Schroders acquires three Dutch industrial assets for €19.8m

Schroders acquires three Dutch industrial assets for €19.8m

Schroder European Real Estate Investment Trust has exchanged contracts to purchase three industrial assets in the Netherlands for a total purchase price of €19.8m, reflecting a combined net initial yield of 6.5%, with a weighted unexpired lease term of approximately 9 years.

 

In Venray, the Netherlands, SERE has acquired a freehold 15,290m² warehouse, fully let to logistics specialist De Klok Logistics, on a new 10-year lease. The Venray / Venlo region sits next to the German border and the Ruhr region. It is regarded as one of the premier logistics locations in Europe, providing both domestic and European distribution capabilities via its excellent road, rail and ports connectivity.

 

In Houten, in the Utrecht province, SERE has acquired a modern freehold 9,149m² warehouse which is 100% let to Inventum, a specialist in water heating and boilers, with an unexpired lease term of 8 years. The property is located in the established de Meerpaal Business Park, home to more than 100 occupiers from a cross-section of industries. Utrecht is one of the fastest growing regions in the Netherlands; with both GDP and population expected to exceed national averages and benefits from its central location, favourable road, rail and port accessibility, education facilities and position as a major employment hub.

 

SERE has also acquired a modern, 2,500m² mixed-use building in Utrecht, fully let on a multi-tenanted basis, with an unexpired lease term of approximately 8 years.
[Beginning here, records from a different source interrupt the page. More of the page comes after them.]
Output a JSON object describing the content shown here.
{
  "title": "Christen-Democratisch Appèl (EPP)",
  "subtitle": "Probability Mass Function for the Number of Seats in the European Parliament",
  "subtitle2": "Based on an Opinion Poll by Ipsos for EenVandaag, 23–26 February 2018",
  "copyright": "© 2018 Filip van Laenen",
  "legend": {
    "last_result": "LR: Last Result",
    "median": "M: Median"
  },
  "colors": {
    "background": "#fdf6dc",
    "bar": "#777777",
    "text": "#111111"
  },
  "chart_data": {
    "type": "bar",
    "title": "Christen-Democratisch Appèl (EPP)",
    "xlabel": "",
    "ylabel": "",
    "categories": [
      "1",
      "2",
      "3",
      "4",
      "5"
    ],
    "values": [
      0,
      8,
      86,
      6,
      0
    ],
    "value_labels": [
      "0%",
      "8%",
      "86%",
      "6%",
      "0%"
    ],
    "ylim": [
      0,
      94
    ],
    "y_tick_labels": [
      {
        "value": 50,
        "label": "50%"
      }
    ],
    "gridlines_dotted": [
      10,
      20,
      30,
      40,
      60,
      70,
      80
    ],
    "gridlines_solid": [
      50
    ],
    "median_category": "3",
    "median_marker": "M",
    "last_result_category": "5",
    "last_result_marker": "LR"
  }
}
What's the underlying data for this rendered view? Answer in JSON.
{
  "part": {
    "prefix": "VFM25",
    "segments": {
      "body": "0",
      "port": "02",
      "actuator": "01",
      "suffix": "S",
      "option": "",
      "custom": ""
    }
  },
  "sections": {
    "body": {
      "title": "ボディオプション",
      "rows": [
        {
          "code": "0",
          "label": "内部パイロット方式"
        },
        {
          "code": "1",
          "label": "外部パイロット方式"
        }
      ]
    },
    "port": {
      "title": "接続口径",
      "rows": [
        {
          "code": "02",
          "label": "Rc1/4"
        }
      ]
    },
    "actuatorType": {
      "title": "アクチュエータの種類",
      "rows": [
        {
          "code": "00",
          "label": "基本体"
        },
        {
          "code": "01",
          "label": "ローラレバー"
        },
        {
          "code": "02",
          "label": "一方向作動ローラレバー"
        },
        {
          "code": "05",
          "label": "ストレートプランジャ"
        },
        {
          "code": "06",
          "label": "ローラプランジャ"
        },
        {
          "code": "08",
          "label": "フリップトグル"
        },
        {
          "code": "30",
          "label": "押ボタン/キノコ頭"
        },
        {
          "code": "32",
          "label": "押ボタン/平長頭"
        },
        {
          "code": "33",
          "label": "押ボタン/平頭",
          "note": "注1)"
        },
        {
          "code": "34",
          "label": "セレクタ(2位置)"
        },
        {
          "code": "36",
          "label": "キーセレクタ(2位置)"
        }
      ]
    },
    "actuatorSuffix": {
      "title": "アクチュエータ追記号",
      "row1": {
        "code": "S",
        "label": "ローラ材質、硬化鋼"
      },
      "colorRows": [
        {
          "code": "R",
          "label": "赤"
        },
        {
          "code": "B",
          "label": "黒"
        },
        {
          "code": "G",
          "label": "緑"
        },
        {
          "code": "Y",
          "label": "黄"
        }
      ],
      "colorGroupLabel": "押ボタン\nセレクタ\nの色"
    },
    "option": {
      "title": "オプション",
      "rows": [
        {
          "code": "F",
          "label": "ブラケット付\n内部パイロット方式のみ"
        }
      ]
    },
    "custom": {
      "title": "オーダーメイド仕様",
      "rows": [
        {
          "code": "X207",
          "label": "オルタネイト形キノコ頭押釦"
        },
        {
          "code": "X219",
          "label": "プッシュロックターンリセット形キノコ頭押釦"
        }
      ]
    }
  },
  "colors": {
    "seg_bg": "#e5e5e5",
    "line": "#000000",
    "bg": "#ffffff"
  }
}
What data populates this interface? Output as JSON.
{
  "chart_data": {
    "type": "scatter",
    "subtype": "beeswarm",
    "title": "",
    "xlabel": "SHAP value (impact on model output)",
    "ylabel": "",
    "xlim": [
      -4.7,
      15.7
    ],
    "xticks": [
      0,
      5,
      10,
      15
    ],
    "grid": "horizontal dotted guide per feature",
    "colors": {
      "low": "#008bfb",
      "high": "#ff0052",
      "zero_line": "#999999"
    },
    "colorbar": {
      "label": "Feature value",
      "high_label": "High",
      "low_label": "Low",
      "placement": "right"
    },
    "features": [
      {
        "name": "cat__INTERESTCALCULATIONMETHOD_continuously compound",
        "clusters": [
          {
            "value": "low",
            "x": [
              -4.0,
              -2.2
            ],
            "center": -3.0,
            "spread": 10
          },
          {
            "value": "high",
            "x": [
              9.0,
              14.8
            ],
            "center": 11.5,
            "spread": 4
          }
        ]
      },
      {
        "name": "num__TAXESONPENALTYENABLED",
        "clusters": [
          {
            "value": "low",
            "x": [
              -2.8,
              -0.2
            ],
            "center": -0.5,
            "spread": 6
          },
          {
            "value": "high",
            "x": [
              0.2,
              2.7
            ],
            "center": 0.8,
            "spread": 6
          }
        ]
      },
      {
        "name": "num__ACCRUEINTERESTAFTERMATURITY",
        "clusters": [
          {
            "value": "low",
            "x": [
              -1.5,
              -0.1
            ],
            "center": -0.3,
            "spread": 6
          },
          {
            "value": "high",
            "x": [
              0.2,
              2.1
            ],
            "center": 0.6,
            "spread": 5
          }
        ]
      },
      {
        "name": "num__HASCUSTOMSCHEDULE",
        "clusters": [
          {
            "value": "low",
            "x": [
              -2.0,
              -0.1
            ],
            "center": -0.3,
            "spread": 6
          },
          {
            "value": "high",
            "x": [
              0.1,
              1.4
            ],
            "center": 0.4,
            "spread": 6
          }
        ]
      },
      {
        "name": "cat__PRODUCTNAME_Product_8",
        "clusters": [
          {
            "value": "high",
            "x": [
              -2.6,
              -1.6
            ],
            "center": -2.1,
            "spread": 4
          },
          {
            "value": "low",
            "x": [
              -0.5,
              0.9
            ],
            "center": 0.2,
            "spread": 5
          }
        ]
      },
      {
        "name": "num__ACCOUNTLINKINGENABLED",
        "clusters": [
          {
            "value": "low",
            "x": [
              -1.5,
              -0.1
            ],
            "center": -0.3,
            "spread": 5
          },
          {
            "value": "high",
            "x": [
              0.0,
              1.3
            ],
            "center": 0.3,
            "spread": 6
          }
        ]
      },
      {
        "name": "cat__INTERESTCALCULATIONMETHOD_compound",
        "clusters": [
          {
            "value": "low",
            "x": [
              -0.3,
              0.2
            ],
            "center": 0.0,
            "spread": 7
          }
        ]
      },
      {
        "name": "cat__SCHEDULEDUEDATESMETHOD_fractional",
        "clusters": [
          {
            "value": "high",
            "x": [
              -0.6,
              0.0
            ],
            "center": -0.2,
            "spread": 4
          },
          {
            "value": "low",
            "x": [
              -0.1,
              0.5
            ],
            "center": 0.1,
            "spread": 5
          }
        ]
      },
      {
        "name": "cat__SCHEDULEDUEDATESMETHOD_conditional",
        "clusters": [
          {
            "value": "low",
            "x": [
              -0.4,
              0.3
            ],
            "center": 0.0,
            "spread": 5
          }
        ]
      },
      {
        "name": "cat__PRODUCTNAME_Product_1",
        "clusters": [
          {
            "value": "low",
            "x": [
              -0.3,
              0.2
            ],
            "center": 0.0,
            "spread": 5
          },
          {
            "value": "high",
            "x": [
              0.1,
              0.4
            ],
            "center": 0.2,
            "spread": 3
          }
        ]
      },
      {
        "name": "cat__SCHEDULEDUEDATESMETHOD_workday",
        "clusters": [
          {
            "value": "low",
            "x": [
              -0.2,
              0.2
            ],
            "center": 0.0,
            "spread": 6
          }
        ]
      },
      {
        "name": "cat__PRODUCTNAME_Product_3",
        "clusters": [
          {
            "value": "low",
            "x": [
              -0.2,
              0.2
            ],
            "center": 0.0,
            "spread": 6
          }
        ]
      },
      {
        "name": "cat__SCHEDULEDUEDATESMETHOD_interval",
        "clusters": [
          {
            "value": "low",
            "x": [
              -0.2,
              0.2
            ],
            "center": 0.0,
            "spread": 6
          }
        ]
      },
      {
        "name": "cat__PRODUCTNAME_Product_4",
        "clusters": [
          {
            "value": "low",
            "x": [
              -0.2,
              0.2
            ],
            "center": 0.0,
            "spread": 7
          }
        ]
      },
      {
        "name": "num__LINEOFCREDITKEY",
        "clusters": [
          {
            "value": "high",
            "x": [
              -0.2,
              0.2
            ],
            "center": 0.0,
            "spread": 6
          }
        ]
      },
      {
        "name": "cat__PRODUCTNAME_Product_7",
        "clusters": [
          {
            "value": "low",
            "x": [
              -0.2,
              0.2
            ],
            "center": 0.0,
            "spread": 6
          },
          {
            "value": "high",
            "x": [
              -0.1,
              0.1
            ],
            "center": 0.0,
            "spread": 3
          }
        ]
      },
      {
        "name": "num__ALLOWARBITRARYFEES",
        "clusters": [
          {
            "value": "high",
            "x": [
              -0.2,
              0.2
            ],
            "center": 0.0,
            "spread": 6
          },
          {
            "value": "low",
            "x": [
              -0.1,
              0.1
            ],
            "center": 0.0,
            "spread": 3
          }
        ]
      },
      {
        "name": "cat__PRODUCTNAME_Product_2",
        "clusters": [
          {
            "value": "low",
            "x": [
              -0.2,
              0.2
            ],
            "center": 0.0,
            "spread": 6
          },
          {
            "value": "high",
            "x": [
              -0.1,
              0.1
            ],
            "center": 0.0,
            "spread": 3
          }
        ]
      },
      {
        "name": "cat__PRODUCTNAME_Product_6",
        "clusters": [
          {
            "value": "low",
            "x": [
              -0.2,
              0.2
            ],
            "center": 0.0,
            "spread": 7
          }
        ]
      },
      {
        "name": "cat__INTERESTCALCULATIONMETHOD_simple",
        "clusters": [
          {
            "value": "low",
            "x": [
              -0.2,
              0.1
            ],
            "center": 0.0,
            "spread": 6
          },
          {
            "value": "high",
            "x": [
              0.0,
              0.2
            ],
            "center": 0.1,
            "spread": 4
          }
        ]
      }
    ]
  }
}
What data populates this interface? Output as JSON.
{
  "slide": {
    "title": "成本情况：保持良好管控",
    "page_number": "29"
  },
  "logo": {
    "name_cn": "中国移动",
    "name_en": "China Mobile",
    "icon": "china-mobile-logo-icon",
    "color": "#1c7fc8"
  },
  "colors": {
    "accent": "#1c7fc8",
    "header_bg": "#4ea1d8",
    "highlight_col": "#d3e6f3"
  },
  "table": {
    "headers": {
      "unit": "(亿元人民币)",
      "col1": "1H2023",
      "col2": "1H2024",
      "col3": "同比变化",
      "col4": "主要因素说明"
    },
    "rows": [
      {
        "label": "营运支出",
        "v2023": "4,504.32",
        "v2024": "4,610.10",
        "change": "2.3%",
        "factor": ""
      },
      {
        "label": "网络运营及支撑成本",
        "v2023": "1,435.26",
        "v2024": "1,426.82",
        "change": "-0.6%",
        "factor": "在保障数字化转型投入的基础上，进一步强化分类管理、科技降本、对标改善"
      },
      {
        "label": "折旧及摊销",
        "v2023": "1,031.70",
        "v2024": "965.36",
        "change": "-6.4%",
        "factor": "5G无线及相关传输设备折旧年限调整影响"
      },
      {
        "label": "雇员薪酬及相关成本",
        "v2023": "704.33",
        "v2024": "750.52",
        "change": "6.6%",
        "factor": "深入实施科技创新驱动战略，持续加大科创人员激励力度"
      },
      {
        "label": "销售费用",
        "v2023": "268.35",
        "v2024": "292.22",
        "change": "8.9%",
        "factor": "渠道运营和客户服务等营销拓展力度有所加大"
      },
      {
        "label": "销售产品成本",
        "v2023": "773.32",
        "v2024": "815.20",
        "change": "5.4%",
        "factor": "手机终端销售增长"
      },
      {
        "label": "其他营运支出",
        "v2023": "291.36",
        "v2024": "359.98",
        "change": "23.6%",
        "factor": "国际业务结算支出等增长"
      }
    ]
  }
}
The property is located in the established De Wetering business park, fronting the A-2 motorway. 

    

On completion of the acquisitions, the portfolio will comprise 12 properties with a value of approximately €222m. The portfolio will generate contracted rents of €16.1m with an average unexpired lease term to first break and expiry of 5.1 years and 6.7 years (per end of June 2018). The acquisitions provide further sector diversification, with the portfolio having the following allocations; 49% office, 29% retail, 13% industrial and 9% mixed use.

 

The company has now redeployed the majority of net proceeds raised from the July sale of two low yielding Casino supermarkets, part of the company’s investment strategy to actively manage the portfolio to grow income and total returns. Along with the Rumilly logistics acquisition announced in July, the Company has already replaced 90% of foregone Casino income and has a remaining investment capacity of approximately €15m.

 

Jeff O'Dwyer, at Schroder REIM, commented: "We have been actively looking to further diversify the portfolio and increase the company’s allocation to the high growth industrial and logistics sector. These assets are in established industrial locations and offer a stable income profile with growth upside from broader improving city and regional fundamentals. With prime Dutch logistic yields breaking 4.5% we see value in smaller lot sizes, particularly in locations where investment and occupier demand is strong. These acquisitions demonstrate our ability to leverage Schroders' European investment expertise to identify new investment opportunities and quickly recycle proceeds from disposals, capitalising on opportunities to realise the profit and deliver shareholder value.”